An Approximation Scheme for Multivariate Information based on Partial Information Decomposition

TL;DR

This paper introduces an approximation method for multivariate information that simplifies calculations by suppressing higher-order synergistic information, aiding feature selection in machine learning.

Contribution

It proposes a practical approximation scheme based on partial information decomposition, focusing on systems where higher-order synergy is negligible.

Findings

The scheme effectively estimates multivariate information in systems with suppressed higher-order synergy.

Numerical experiments support the validity and practicality of the approximation method.
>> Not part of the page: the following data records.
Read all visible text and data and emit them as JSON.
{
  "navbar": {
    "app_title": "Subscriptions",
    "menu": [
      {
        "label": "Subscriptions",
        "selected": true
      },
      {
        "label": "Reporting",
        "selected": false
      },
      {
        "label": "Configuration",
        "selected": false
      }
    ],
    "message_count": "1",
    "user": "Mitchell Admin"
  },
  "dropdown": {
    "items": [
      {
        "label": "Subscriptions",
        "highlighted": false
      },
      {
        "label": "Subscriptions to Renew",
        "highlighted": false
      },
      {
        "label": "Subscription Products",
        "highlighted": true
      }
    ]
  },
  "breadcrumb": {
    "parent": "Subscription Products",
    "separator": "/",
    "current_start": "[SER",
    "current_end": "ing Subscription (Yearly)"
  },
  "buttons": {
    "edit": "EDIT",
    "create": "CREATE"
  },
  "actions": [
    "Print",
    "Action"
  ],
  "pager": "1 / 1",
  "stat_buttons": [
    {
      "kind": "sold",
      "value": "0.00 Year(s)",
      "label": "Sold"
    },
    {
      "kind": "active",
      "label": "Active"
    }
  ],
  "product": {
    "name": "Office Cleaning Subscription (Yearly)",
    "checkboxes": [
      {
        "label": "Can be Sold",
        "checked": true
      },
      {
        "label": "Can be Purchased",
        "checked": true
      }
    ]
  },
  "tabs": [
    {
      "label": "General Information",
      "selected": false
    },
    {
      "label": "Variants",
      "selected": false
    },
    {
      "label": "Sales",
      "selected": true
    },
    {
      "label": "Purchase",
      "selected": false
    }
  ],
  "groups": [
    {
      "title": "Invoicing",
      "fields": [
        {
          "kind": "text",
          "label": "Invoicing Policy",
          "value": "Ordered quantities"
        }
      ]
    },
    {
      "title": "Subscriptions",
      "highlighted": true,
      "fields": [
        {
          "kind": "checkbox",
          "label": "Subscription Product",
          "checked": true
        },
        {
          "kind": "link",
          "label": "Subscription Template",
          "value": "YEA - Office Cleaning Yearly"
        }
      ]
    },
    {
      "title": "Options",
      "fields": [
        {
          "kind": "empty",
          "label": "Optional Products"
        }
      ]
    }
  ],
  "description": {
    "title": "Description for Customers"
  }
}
The approach simplifies complex information calculations, facilitating applications in machine learning.

Abstract

We consider an approximation scheme for multivariate information assuming that synergistic information only appearing in higher order joint distributions is suppressed, which may hold in large classes of systems. Our approximation scheme gives a practical way to evaluate information among random variables and is expected to be applied to feature selection in machine learning. The truncation order of our approximation scheme is given by the order of synergy. In the classification of information, we use the partial information decomposition of the original one. The resulting multivariate information is expected to be reasonable if higher order synergy is suppressed in the system. In addition, it is calculable in relatively easy way if the truncation order is not so large. We also perform numerical experiments to check the validity of our approximation scheme.